Digital Leadership

Digitalization has fostered virtual organizations, and nothing has made that clearer than the shutdowns due to the Covid-19 pandemic. There have been structural changes in how leaders interact with followers and vice versa. This has changed the power dynamics between followers and leaders. This resource will introduce you to how the leader and follower roles can change situationally and examines approaches to leader-followership in the digital age.
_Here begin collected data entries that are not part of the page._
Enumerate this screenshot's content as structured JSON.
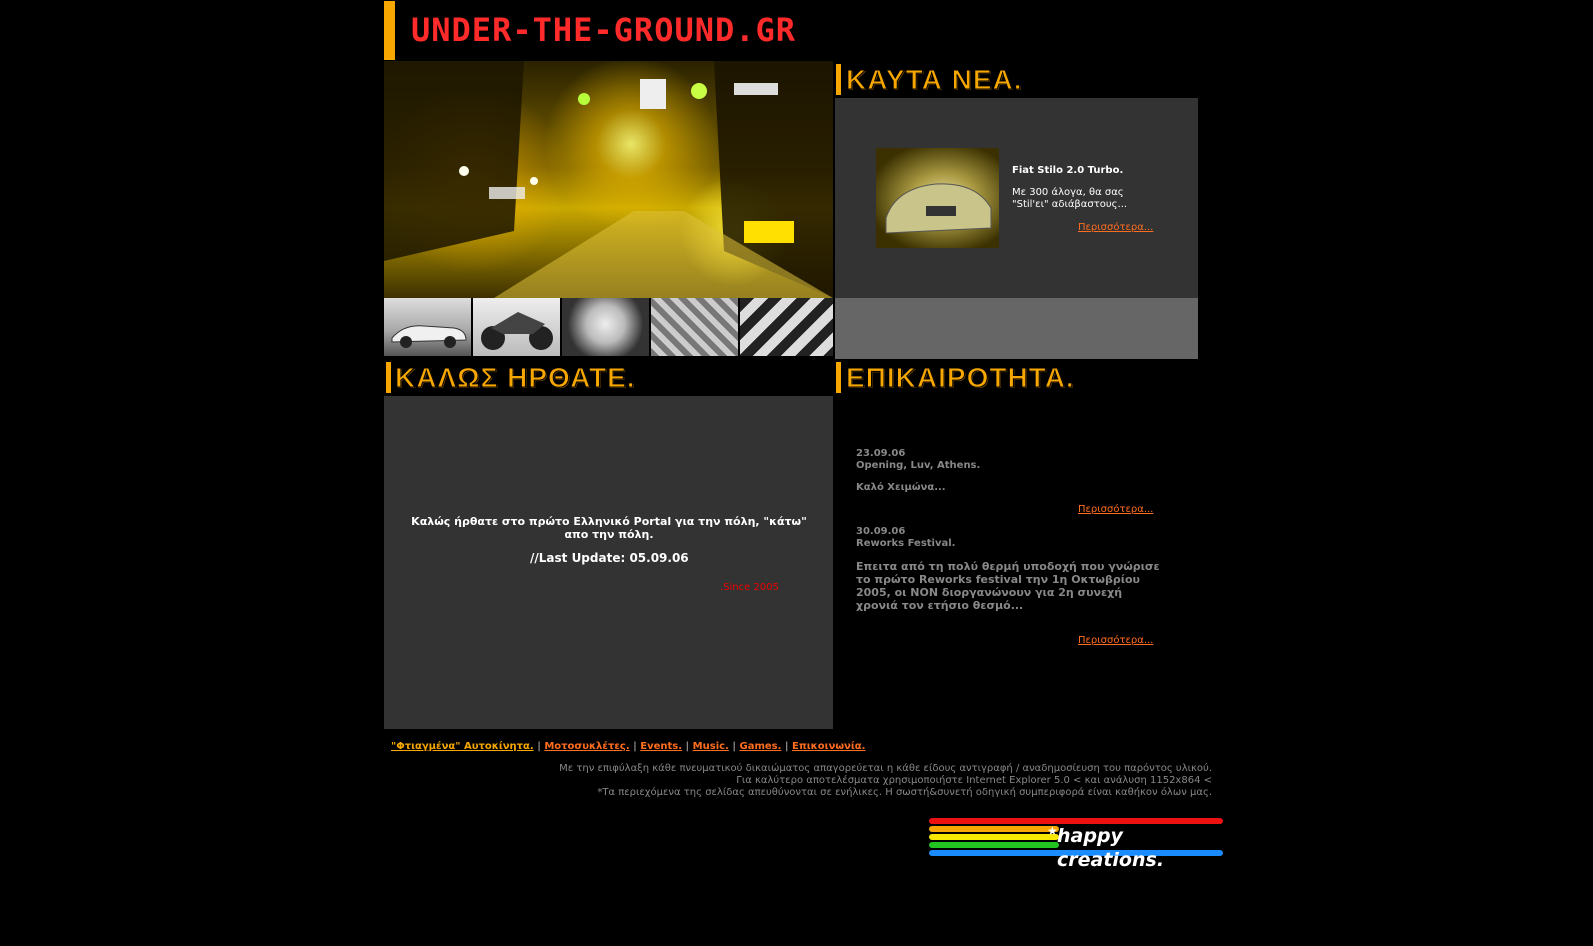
{
  "header": {
    "logo_text": "UNDER-THE-GROUND.GR"
  },
  "hot_news": {
    "title": "ΚΑΥΤΑ ΝΕΑ.",
    "item_title": "Fiat Stilo 2.0 Turbo.",
    "item_text": "Με 300 άλογα, θα σας \"Stil'ει\" αδιάβαστους...",
    "more_label": "Περισσότερα..."
  },
  "welcome": {
    "title": "ΚΑΛΩΣ ΗΡΘΑΤΕ.",
    "message": "Καλώς ήρθατε στο πρώτο Ελληνικό Portal για την πόλη, \"κάτω\" απο την πόλη.",
    "update": "//Last Update: 05.09.06",
    "since": ".Since 2005"
  },
  "current": {
    "title": "ΕΠΙΚΑΙΡΟΤΗΤΑ.",
    "events": [
      {
        "date": "23.09.06",
        "headline": "Opening, Luv, Athens.",
        "text": "Καλό Χειμώνα...",
        "more_label": "Περισσότερα..."
      },
      {
        "date": "30.09.06",
        "headline": "Reworks Festival.",
        "text": "Επειτα από τη πολύ θερμή υποδοχή που γνώρισε το πρώτο Reworks festival την 1η Οκτωβρίου 2005, οι NON διοργανώνουν για 2η συνεχή χρονιά τον ετήσιο θεσμό...",
        "more_label": "Περισσότερα..."
      }
    ]
  },
  "nav": {
    "items": [
      "\"Φτιαγμένα\" Αυτοκίνητα.",
      "Μοτοσυκλέτες.",
      "Events.",
      "Music.",
      "Games.",
      "Επικοινωνία."
    ],
    "separator": "|"
  },
  "footer": {
    "line1": "Με την επιφύλαξη κάθε πνευματικού δικαιώματος απαγορεύεται η κάθε είδους αντιγραφή / αναδημοσίευση του παρόντος υλικού.",
    "line2": "Για καλύτερο αποτελέσματα χρησιμοποιήστε Internet Explorer 5.0 < και ανάλυση 1152x864 <",
    "line3": "*Τα περιεχόμενα της σελίδας απευθύνονται σε ενήλικες. Η σωστή&συνετή οδηγική συμπεριφορά είναι καθήκον όλων μας.",
    "credit": "happy creations."
  },
  "colors": {
    "accent_orange": "#f7a700",
    "logo_red": "#ff2a2a",
    "link_orange": "#ff6d1f",
    "panel_dark": "#333333",
    "panel_grey": "#666666"
  }
}
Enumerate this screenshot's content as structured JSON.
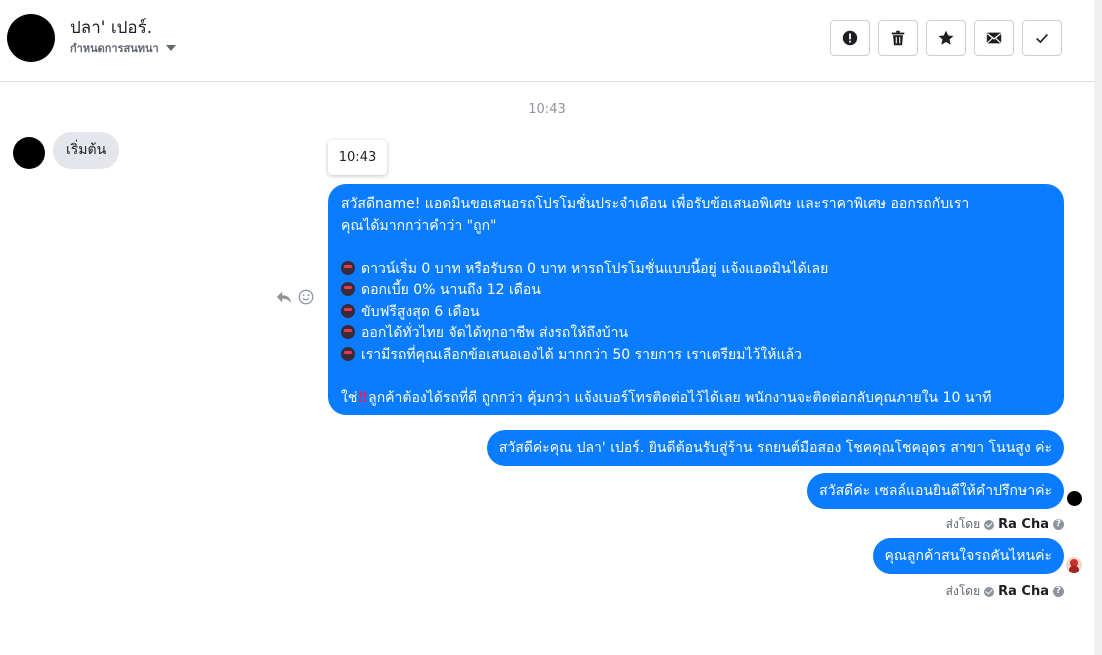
{
  "header": {
    "contact_name": "ปลา' เปอร์.",
    "stage_label": "กำหนดการสนทนา",
    "icons": [
      "report-icon",
      "trash-icon",
      "star-icon",
      "envelope-icon",
      "check-icon"
    ]
  },
  "conversation": {
    "time_separator": "10:43",
    "incoming_message": "เริ่มต้น",
    "hover_time": "10:43",
    "promo_message": {
      "lines": [
        "สวัสดีname! แอดมินขอเสนอรถโปรโมชั่นประจำเดือน เพื่อรับข้อเสนอพิเศษ และราคาพิเศษ ออกรถกับเรา",
        "คุณได้มากกว่าคำว่า \"ถูก\""
      ],
      "bullets": [
        "ดาวน์เริ่ม 0 บาท หรือรับรถ 0 บาท หารถโปรโมชั่นแบบนี้อยู่ แจ้งแอดมินได้เลย",
        "ดอกเบี้ย 0% นานถึง 12 เดือน",
        "ขับฟรีสูงสุด 6 เดือน",
        "ออกได้ทั่วไทย จัดได้ทุกอาชีพ ส่งรถให้ถึงบ้าน",
        "เรามีรถที่คุณเลือกข้อเสนอเองได้ มากกว่า 50 รายการ เราเตรียมไว้ให้แล้ว"
      ],
      "footer_prefix": "ใช่",
      "footer_emoji": "‼",
      "footer_text": "ลูกค้าต้องได้รถที่ดี ถูกกว่า คุ้มกว่า แจ้งเบอร์โทรติดต่อไว้ได้เลย พนักงานจะติดต่อกลับคุณภายใน 10 นาที"
    },
    "greeting_message": "สวัสดีค่ะคุณ ปลา' เปอร์. ยินดีต้อนรับสู่ร้าน รถยนต์มือสอง โชคคุณโชคอุดร สาขา โนนสูง ค่ะ",
    "welcome_message": "สวัสดีค่ะ เซลล์แอนยินดีให้คำปรึกษาค่ะ",
    "question_message": "คุณลูกค้าสนใจรถคันไหนค่ะ",
    "sent_by_label": "ส่งโดย",
    "sender_name": "Ra Cha",
    "help_glyph": "?"
  },
  "colors": {
    "outgoing_bubble": "#0a7cff",
    "incoming_bubble": "#e4e6eb",
    "border": "#ccd0d5",
    "muted_text": "#8d949e"
  }
}
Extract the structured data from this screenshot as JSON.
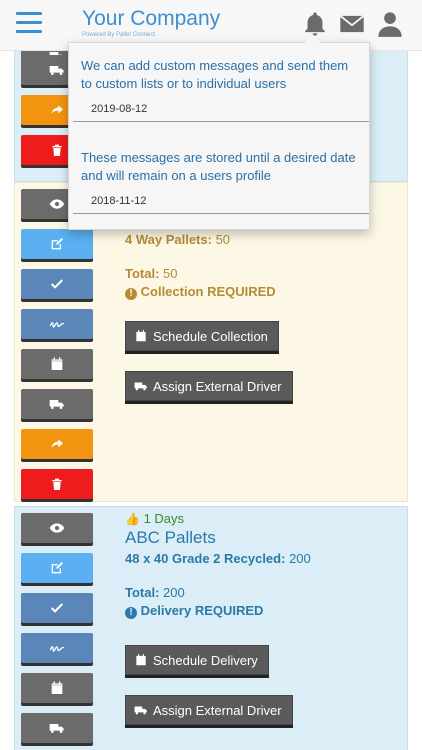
{
  "header": {
    "title": "Your Company",
    "subtitle": "Powered By Pallet Connect"
  },
  "notifications": [
    {
      "text": "We can add custom messages and send them to custom lists or to individual users",
      "date": "2019-08-12"
    },
    {
      "text": "These messages are stored until a desired date and will remain on a users profile",
      "date": "2018-11-12"
    }
  ],
  "order1": {
    "pallet_line_label": "4 Way Pallets:",
    "pallet_line_value": "50",
    "total_label": "Total:",
    "total_value": "50",
    "status": "Collection REQUIRED",
    "schedule_button": "Schedule Collection",
    "assign_button": "Assign External Driver"
  },
  "order2": {
    "days": "1 Days",
    "name": "ABC Pallets",
    "pallet_line_label": "48 x 40 Grade 2 Recycled:",
    "pallet_line_value": "200",
    "total_label": "Total:",
    "total_value": "200",
    "status": "Delivery REQUIRED",
    "schedule_button": "Schedule Delivery",
    "assign_button": "Assign External Driver"
  },
  "colors": {
    "brand_blue": "#3b8fd3",
    "gold": "#b68b36",
    "info_blue": "#2a7aa8",
    "orange": "#f39410",
    "red": "#ee1c1c"
  }
}
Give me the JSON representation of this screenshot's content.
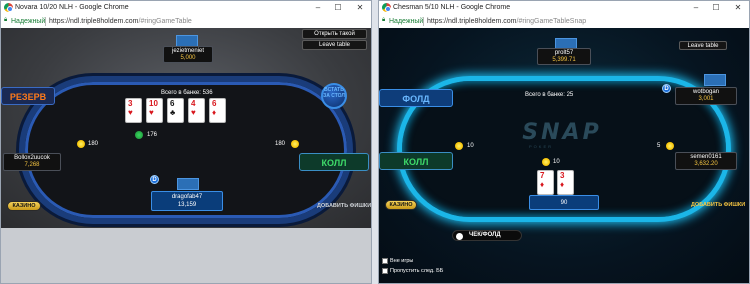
{
  "left": {
    "title": "Novara 10/20 NLH - Google Chrome",
    "secure": "Надежный",
    "url_host": "https://ndl.triple8holdem.com",
    "url_path": "/#ringGameTable",
    "buttons": {
      "open_other": "Открыть такой",
      "leave": "Leave table"
    },
    "pot": "Всего в банке: 536",
    "pot_sub": "176",
    "board": [
      {
        "rank": "3",
        "suit": "♥",
        "color": "red"
      },
      {
        "rank": "10",
        "suit": "♥",
        "color": "red"
      },
      {
        "rank": "6",
        "suit": "♣",
        "color": "black"
      },
      {
        "rank": "4",
        "suit": "♥",
        "color": "red"
      },
      {
        "rank": "6",
        "suit": "♦",
        "color": "red"
      }
    ],
    "players": {
      "top": {
        "name": "jezietmeniet",
        "stack": "5,000"
      },
      "left": {
        "name": "Bollox2uucok",
        "stack": "7,268",
        "bet": "180"
      },
      "right": {
        "bet": "180"
      },
      "hero": {
        "name": "dragofab47",
        "stack": "13,159"
      }
    },
    "actions": {
      "reserve": "РЕЗЕРВ",
      "call": "КОЛЛ"
    },
    "bubble": "ВСТАТЬ ЗА СТОЛ",
    "dealer": "D",
    "casino": "КАЗИНО",
    "add_chips": "ДОБАВИТЬ ФИШКИ"
  },
  "right": {
    "title": "Chesman 5/10 NLH - Google Chrome",
    "secure": "Надежный",
    "url_host": "https://ndl.triple8holdem.com",
    "url_path": "/#ringGameTableSnap",
    "buttons": {
      "leave": "Leave table"
    },
    "pot": "Всего в банке: 25",
    "players": {
      "top": {
        "name": "prolt57",
        "stack": "5,399.71"
      },
      "right_top": {
        "name": "wotbogan",
        "stack": "3,001"
      },
      "right_bottom": {
        "name": "semen0161",
        "stack": "3,632.20",
        "bet": "5"
      },
      "left_bet": "10",
      "center_bet": "10",
      "hero_stack": "90"
    },
    "hero_cards": [
      {
        "rank": "7",
        "suit": "♦",
        "color": "red"
      },
      {
        "rank": "3",
        "suit": "♦",
        "color": "red"
      }
    ],
    "actions": {
      "fold": "ФОЛД",
      "call": "КОЛЛ"
    },
    "dealer": "D",
    "casino": "КАЗИНО",
    "add_chips": "ДОБАВИТЬ ФИШКИ",
    "toggle_label": "ЧЕК/ФОЛД",
    "checkboxes": [
      "Вне игры",
      "Пропустить след. ББ"
    ]
  }
}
8. Alternative approaches to digital leader-followership

8.7 Adaptive leadership

Adaptive leadership is another follower-centered approach to the leadership process. However, the earlier theories of adaptive leadership continue to be leader-centered. For example, adaptive leadership has portrayed the tasks of the static leader as helping static followers adapt to the challenges they encounter in a given situation, changing and adjusting to new circumstances, and grappling with the problems at hand. Moreover, the adaptive leadership process incorporates four standpoints: systems, biological, service, and psychotherapy perspectives. The task of the static leader, then, is to recognize the complexities of leadership situations and enable followers to adapt to complex leadership and organizational changes. Similarly, it is the leader who makes followers aware of biological changes for adaptation and, by using her or his positional leadership authority, serves followers' needs by finding solutions to their problems. Finally, by using the psychotherapy perspective, the leader then creates a supportive environment for successful adaptation. This approach is an old paradigm of the Boomer generation that does not fit with the demands of the digital age.

Thus, I propose DeRue's adaptive leadership theory, which advocates for dynamic and fluid leading-following adaptive processes where individuals cultivate leader-follower identities through simultaneous and interchangeable leading and following actions within the group. This theory challenges the traditional "individualistic, hierarchical, one-directional and de-contextualized notions of leadership". Furthermore, DeRue rightly noted, "the nature of work in organizations is changing to include more interdependent work, more fluid and less centralized work structures, and a greater emphasis on the need for leadership at all levels of an organization". Thus, the aforementioned adaptive leadership theory seems most relevant to digital natives because it provides a theoretical basis to adapt and succeed in leading and following double interactions between and by all members of groups in virtual organizations.